Just the other day, I was just saying how cool it would be to see a showdown of Keanu Reeves’ John Wick and Liam Neeson’s Bryan Mills and now, I am doing this review of the third installment of Taken, the franchise that catapulted Neeson into action stardom.
We’ve seen Bryan Mills, a retired CIA agent “with a particular set of skills” save his daughter Kim (Maggie Grace) from a powerful prostitution ring. We’ve seen him save his wife and his daughter from the relatives of said crime syndicate who wanted to get revenge on him after he decimated the members of the said group which included the infamous Marko from Tropoje. In this final installment to the franchise, Mills is framed for the death of his annoying wife Lenore (Famke Janssen) and his daughter is again in danger of suffering the same fate if Bryan doesn’t find out who did it and why they wanted him to take the heat for the crime.

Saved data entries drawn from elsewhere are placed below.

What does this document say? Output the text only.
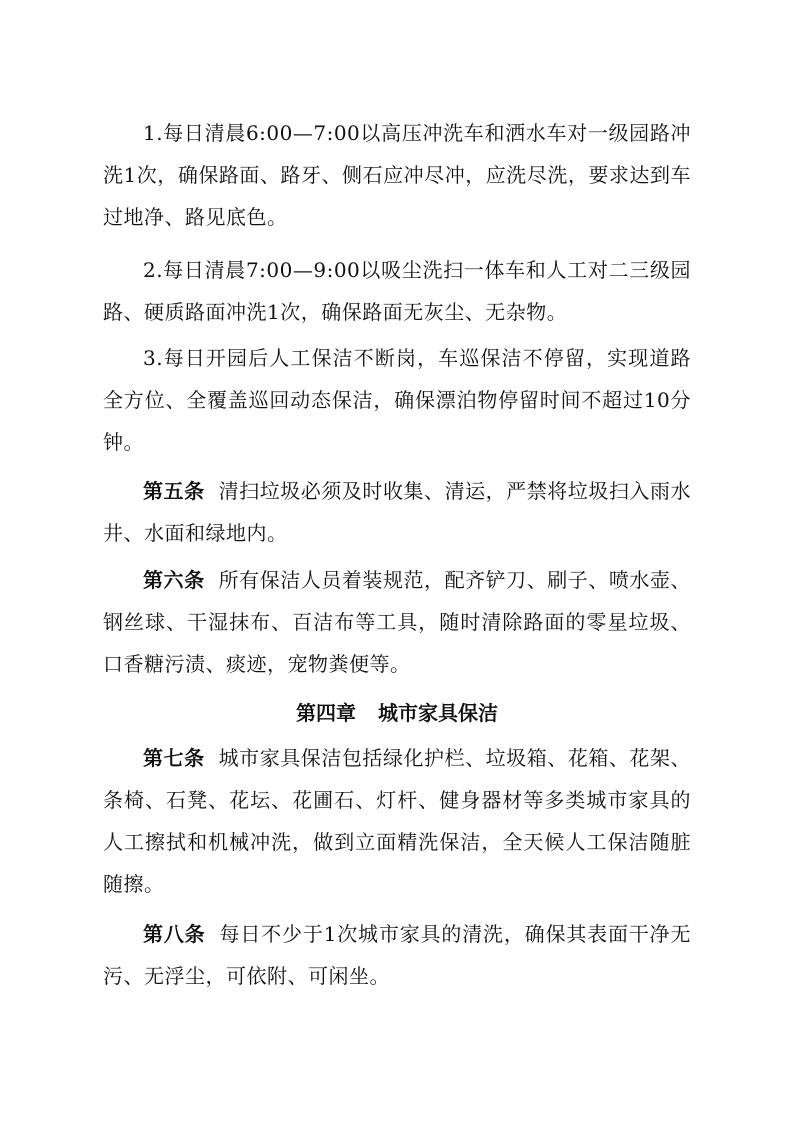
1.每日清晨6:00—7:00以高压冲洗车和洒水车对一级园路冲洗1次，确保路面、路牙、侧石应冲尽冲，应洗尽洗，要求达到车过地净、路见底色。

2.每日清晨7:00—9:00以吸尘洗扫一体车和人工对二三级园路、硬质路面冲洗1次，确保路面无灰尘、无杂物。

3.每日开园后人工保洁不断岗，车巡保洁不停留，实现道路全方位、全覆盖巡回动态保洁，确保漂泊物停留时间不超过10分钟。

第五条 清扫垃圾必须及时收集、清运，严禁将垃圾扫入雨水井、水面和绿地内。

第六条 所有保洁人员着装规范，配齐铲刀、刷子、喷水壶、钢丝球、干湿抹布、百洁布等工具，随时清除路面的零星垃圾、口香糖污渍、痰迹，宠物粪便等。

第四章 城市家具保洁

第七条 城市家具保洁包括绿化护栏、垃圾箱、花箱、花架、条椅、石凳、花坛、花圃石、灯杆、健身器材等多类城市家具的人工擦拭和机械冲洗，做到立面精洗保洁，全天候人工保洁随脏随擦。

第八条 每日不少于1次城市家具的清洗，确保其表面干净无污、无浮尘，可依附、可闲坐。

Despite the fact that the same team worked on this final film in the trilogy (Olivier Megaton and Luc Besson), something felt different about Taken 3 straight off the bat. First, it was less intense. The air of danger wasn’t as urgent as the first two because come on, no one would seriously think that Bryan Mills could be taken by a few patrolmen, or detectives, heck even a fleet of law enforcement officers. He took down an ENTIRE CRIME SYNDICATE SINGLEHANDEDLY. Just saying.
Perhaps, it was because the grudge that made the first two movies so successful wasn’t there anymore or perhaps it was because the third film wasn’t doing anything we haven’t seen before. But this weaker storyline truly made the movie suffer in comparison to its predecessors.
There was also a noticeably lower body count, perhaps owing to the fact that the characters were now on American soil, making it really weird if Bryan walked off scott free after all the mayhem. Oh wait, — nah. I wouldn’t want to spoil you.
On the upside, what was consistent from the first movie remained as its main strength — the chemistry between Mills and his daughter Kim. These two play off each other like a real father and daughter and each line that Neeson says pertaining to his on-screen offspring is delivered with such conviction that audiences can truly relate to his plight.
All in all, while I personally celebrated the fact that the wife was finally killed off, I think Taken 3 suffered from the fact that people had set higher expectations for Bryan Mills because of the first two movies, which was the opposite of what happened before (people having no expectation and being blown away by the first Taken). This time around, they expected Bryan Mills to be a badass and as such, he had to perform well and beyond his previous films to impress the viewers. But the tepid plot and the shallow storyline only gave him so much wiggle room. And no matter how great an actor Neeson was, the story negated what could have been a kickass conclusion to the series and in the end, it seemed more perfunctory than epic. It was’t too bad, it was just subpar in terms of the standards set by the franchise. A bit disappointed.